Ma è appena uno dei pigmenti a disposizione della band. Poco dopo si cambia completamente registro e su un’infuocata Via le mani dagli occhi saltano fuori i Sud Sound System e incastrano la loro Le radici ‘ca tieni nello strumentale che sembra sia stato scritto apposta. «Abbiamo portato il Salento a San Siro» dice Giuliano mentre con i tre si sposta al centro della pedana. Aggiungo che ci hanno portato anche il club, perché subito dopo, con l’aiuto di Big Fish alla consolle, tirano fuori una versione remix di Una storia semplice fatta di bassi roboanti mentre tutto lo stadio salta. Le sfumature diventano più tenui quando Giuliano imbraccia la chitarra acustica e intona Aria, accompagnato dai bravissimi Gnu Quartet che impreziosiscono con fiati e archi anche la successiva Solo3min, suonata sulla pedana con pianoforte e fisarmonica. È il momento di un collegamento emotivo con Padova, dove Jovanotti è impegnato anche lui in concerto. La canzone è quella che hanno scritto insieme, Cade la pioggia, e suona piuttosto ironica dato che a 200 chilometri di distanza la pioggia cade veramente, e anche fitta, sullo show di Lorenzo. I salentini saranno invece graziati e il temporale si abbatterà su Milano solo una mezz’ora dopo la fine dello show. A proposito, ora tocca al pubblico colorarsi sulla canzone Sole, grazie a cartoncini che lo rendono una macchia gialla proprio come dice il testo, mentre il suono è arricchito da una sezione di 5 fiati, salentini anche loro. Lo stesso ensamble contribuirà a rendere ancora più duro ed efficace il muro di suono di Gommapiuma, unico brano estratto dal primo disco omonimo.

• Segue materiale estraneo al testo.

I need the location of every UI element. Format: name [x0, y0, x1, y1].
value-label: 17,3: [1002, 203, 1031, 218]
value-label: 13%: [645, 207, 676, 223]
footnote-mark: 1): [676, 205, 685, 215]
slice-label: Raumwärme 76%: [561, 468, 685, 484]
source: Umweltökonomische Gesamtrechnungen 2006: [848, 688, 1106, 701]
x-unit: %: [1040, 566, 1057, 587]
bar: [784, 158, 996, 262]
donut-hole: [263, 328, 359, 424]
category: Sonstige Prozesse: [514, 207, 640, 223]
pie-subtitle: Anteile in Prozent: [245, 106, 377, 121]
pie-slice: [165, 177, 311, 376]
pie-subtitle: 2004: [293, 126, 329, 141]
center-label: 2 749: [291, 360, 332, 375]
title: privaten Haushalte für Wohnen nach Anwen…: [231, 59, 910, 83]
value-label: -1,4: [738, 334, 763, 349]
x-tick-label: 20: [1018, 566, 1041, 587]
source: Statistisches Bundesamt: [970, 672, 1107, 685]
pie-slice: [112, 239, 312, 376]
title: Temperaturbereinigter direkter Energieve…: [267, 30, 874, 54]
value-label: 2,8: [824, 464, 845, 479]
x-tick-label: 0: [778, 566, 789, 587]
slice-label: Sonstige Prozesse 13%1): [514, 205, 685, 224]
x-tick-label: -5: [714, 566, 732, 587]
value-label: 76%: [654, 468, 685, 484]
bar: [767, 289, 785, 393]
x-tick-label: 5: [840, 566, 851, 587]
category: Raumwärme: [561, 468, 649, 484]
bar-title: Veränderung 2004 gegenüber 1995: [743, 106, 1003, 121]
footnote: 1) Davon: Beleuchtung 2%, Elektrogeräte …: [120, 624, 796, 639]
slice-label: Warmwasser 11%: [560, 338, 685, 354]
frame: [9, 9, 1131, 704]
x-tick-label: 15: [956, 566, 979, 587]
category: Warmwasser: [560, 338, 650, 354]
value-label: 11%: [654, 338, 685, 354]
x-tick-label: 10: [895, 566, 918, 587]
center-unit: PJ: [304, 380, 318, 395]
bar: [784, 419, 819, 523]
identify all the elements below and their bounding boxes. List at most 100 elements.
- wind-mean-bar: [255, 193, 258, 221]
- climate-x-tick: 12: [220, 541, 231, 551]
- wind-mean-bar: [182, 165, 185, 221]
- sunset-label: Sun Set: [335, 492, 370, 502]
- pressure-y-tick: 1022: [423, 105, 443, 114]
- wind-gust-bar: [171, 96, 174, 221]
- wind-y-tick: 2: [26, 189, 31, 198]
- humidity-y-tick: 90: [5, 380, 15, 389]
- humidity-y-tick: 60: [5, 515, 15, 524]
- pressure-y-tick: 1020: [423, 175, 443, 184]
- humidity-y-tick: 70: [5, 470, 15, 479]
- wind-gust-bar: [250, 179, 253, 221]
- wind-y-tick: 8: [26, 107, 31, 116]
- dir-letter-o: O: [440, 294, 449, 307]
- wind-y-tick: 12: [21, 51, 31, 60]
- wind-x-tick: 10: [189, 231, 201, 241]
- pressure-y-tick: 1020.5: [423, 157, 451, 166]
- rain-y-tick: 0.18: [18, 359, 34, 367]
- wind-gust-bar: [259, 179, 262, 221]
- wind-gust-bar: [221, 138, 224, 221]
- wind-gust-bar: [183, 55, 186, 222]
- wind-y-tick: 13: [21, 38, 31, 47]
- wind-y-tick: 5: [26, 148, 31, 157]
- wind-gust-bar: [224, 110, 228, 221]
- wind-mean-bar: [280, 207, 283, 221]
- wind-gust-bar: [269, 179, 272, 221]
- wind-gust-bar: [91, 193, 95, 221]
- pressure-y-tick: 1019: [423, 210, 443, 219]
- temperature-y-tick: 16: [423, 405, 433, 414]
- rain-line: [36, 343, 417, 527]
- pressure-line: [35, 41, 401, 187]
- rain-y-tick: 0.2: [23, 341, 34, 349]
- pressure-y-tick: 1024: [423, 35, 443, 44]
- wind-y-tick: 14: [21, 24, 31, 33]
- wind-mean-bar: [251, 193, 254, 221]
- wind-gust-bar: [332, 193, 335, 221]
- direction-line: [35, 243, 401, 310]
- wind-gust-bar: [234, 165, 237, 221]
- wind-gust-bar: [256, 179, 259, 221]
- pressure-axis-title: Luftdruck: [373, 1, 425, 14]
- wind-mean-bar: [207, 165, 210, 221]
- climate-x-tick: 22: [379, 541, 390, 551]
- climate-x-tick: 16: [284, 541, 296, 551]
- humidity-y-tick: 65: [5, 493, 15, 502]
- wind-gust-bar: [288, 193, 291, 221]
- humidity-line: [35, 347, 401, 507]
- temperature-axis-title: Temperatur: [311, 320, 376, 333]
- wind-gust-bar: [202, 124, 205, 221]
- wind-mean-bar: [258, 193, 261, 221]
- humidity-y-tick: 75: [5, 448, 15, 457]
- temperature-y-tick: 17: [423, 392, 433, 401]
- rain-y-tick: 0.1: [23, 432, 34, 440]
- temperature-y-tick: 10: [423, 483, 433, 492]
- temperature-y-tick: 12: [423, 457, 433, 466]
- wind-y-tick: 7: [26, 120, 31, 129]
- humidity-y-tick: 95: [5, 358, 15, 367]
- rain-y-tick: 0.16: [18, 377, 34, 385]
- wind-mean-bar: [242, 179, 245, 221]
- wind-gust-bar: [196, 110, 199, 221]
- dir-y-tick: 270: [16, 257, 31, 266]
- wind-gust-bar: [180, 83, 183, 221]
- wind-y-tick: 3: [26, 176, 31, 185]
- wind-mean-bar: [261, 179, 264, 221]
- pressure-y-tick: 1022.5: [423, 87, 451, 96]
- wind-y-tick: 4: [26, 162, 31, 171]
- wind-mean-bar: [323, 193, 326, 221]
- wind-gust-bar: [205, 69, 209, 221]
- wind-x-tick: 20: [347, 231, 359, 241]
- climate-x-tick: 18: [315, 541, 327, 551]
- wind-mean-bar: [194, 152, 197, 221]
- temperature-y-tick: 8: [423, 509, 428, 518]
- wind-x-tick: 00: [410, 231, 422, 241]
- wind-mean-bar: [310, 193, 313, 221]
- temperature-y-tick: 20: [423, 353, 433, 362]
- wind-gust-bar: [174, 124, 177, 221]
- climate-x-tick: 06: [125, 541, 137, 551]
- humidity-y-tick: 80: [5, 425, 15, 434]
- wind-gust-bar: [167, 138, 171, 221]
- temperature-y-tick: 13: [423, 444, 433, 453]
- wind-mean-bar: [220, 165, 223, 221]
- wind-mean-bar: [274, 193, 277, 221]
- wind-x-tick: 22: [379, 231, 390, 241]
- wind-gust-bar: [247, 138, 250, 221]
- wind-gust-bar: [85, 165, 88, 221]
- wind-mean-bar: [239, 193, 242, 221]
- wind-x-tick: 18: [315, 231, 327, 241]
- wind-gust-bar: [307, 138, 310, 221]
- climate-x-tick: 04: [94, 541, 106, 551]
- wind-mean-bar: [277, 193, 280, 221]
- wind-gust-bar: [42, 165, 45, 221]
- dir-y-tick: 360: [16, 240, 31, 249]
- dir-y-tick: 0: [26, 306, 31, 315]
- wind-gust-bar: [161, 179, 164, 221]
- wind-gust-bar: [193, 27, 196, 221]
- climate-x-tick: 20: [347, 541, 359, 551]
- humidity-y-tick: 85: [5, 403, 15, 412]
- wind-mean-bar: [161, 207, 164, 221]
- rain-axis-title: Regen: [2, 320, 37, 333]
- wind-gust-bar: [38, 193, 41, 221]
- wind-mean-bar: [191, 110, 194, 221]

Spesso sono gli ospiti a dare delle belle pennellate; quando sale sul palco Elisa diventa lei la pittrice, e l’energia che libera insieme a Giuliano in Ti vorrei sollevare commuove le 35.000 persone presenti e gli regala forse il momento più emozionante del concerto. C’è un grande scambio di abbracci tra i due che percorrono le due curve opposte del palco per ricongiungersi al centro della pedana. Nella tavolozza della band invece c’è il «verde coniglio» nominato nel testo di Mentre Tutto Scorre, qui supportata dalle percussioni di Maurizio Capone & BungtBangt, formazione partenopea che suona con strumenti riciclati. Il brano si apre con un assolo di Lele Spedicato ma ogni membro del gruppo nel corso dello show si ritaglia un po’ di spazio per il proprio strumento; Io voglio di più ad esempio è introdotta dal basso e offre lo spunto per un assolo di batteria, a rimarcare che nonostante l’apparente protagonismo di Giuliano, i Negramaro sono prima di tutto una band e suonano come tale. Se c’è un protagonista, quello è il pubblico che sottolinea ogni momento la sua importanza saltando e cantando instancabile. O facendo più “ola” consecutive durante la pausa, quando non c’è la band a “rubargli” a scena.

Il bis viene aperto dal colore di Ottobre Rosso che Giuliano, solo al piano, dedica al padre scomparso. Per il gran finale i Negramaro tornano sulla tinta che preferiscono, che si abbina perfettamente agli stadi: Sing-hiozzo, Una storia semplice e – soprattutto – Parlami d’amore sono inni a tutti gli effetti e l’energia è tanta che le tribune tremano. Il concerto finisce dopo 2 ore e mezza con tutti gli ospiti sul palco, una marea di applausi e Giuliano che, esausto e felice, ringrazia sulle note di Meraviglioso (questa volta l’originale di Modugno) e rimanda tutti al prossimo appuntamento tra pochi giorni, quando anche l’Olimpico si dipingerà di tutti i colori dei Negramaro.